Gangnam è il quartiere più chic di Seoul, Style è qualcosa che qui non esiste: per scelta, s’intende. La domanda, benché odiosamente banale, sorge spontanea: perché? Su quali leve poggia un successo così smisurato? Di sicuro non nel testo, sia perché non tutti ne conoscono la traduzione sia perché – anche conoscendolo – rimanerne entusiasti risulta arduo: “Oppa è lo stile di Gangnam/ Una ragazza che è calorosa e umana durante il giorno/ una ragazza di classe che sa come godersi/ la libertà di una tazza di caffè/ Una ragazza il cui cuore si riscalda/ quando giunge la notte/ una ragazza sorprendente/ Io sono un ragazzo/ un ragazzo che è caloroso come te durante il giorno/ un ragazzo che manda giù il suo caffè/ ancora prima che si raffreddi/ un ragazzo il cui cuore scoppia/quando giunge la notte/ proprio quel tipo di ragazzo/ Bellissima, amabile/ Sì tu, hey, sì proprio tu, hey/ Adesso andiamo avanti fino alla fine/ Oppa è lo stile di Gangnam”. Eccetera).

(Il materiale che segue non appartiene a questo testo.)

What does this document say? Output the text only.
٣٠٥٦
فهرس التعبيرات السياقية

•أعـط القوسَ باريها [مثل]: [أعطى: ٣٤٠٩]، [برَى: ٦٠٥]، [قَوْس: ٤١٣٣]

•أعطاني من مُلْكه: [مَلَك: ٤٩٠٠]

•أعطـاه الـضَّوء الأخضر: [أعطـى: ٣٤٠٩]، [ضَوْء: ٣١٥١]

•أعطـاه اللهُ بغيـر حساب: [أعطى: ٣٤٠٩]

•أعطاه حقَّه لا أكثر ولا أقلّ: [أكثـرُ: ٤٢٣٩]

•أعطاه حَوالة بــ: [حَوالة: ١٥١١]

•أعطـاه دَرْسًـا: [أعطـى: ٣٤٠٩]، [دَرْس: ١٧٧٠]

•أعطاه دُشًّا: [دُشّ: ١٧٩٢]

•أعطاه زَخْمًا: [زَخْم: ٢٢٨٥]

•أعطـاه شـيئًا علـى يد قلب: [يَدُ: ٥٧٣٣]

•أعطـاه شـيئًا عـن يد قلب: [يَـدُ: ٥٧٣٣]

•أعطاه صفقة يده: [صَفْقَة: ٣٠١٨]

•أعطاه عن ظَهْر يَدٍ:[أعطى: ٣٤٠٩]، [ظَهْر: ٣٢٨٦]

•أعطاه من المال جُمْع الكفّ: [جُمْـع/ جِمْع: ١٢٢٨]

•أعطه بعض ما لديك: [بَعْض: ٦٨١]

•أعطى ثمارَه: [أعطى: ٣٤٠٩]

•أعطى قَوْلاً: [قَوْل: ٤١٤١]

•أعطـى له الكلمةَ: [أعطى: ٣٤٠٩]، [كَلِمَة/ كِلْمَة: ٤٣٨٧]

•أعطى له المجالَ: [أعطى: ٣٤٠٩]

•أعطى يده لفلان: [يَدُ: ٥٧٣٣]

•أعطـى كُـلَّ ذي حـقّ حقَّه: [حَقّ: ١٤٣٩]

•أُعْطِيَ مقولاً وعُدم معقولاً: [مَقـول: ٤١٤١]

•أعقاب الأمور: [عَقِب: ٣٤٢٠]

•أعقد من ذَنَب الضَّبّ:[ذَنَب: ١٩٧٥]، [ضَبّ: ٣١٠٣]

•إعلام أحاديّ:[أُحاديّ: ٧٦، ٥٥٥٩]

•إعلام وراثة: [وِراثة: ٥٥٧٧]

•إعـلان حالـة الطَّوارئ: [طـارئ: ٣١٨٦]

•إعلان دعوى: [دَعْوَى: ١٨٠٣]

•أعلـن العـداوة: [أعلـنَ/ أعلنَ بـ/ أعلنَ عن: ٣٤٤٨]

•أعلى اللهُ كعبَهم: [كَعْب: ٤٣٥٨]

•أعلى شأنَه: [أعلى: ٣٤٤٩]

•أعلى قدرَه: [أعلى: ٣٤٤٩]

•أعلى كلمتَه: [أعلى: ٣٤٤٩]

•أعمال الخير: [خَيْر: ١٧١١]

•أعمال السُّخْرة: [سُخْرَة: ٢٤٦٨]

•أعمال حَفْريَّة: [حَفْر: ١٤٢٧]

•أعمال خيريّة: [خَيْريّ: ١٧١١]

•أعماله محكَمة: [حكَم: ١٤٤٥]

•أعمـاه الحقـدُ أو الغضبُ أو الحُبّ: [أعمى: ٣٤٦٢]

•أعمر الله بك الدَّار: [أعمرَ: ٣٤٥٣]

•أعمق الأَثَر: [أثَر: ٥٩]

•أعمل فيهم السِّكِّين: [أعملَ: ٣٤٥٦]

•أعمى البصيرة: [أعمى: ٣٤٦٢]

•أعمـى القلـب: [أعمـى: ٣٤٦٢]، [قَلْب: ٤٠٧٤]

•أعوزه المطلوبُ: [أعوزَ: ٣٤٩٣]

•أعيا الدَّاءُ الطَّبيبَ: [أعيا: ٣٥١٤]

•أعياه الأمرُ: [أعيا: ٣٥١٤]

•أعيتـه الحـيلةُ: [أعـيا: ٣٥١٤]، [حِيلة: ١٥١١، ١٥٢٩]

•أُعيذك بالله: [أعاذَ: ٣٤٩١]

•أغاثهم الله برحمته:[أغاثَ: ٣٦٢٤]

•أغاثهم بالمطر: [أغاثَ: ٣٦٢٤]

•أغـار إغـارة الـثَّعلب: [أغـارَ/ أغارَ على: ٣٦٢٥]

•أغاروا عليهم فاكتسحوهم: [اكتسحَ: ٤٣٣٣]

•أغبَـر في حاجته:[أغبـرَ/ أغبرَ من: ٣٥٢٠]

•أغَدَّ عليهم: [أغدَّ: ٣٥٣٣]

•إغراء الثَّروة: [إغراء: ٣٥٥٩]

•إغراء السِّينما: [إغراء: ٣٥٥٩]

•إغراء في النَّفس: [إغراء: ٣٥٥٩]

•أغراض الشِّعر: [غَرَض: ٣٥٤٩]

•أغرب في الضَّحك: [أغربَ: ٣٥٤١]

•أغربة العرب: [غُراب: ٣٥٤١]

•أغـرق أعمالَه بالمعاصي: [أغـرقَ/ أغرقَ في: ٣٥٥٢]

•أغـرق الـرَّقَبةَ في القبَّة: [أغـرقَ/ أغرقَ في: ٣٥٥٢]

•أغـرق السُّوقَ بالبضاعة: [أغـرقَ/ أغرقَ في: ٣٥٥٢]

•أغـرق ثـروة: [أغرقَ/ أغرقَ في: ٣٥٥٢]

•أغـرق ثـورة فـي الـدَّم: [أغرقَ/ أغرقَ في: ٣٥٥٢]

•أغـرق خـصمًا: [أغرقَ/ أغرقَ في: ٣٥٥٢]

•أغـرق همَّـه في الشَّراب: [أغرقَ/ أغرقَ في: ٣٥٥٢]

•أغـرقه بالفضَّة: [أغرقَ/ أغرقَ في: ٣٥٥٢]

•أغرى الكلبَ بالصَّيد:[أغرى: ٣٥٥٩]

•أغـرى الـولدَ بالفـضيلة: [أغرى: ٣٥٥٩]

Le ragioni, verosimilmente, risiedono altrove. Prima di tutto, si presume senza volerlo, PSY ha indovinato un ritmo ipnotico e fastidiosamente orecchiabile. Una sorta di riff del Diavolo, che non ha però nulla (purtroppo) in comune con quelli di Keith Richards. Più cerchi di staccarti da questa canzone (sempre parola grossa), più ne esci drammaticamente attratto. C’è poi un altro aspetto, addirittura preponderante: il ballo equino che PSY ha lanciato con il video. Cafonata autentica, evidente, esplicita. Una sorta di mix tra Nino D’Angelo nei b-movies quando danzava da tarantolato in discoteca, il Billy Ballo di Maccio Capatonda e l’Aserejè delle Las Ketchup. La cavalcata truzza di PSY, in piscina e in garage, in metropolitana e in ascensore, era troppo brutta per non affascinare il mondo intero. Gli occhiali da sole, le movenze da facocero in amore, il look da orafo scampato a un controllo Equitalia: osservando PSY, chiunque si sente autorizzato a dimenarsi. Peggio, di sicuro, non potrà fare. 

Gangnam Style è lo sdoganamento del cazzeggio basso (basso). Un Gioca Jouer globale. Un Pulcino Pio gigante, che nitrisce invece di pigolare. Oppa oppa.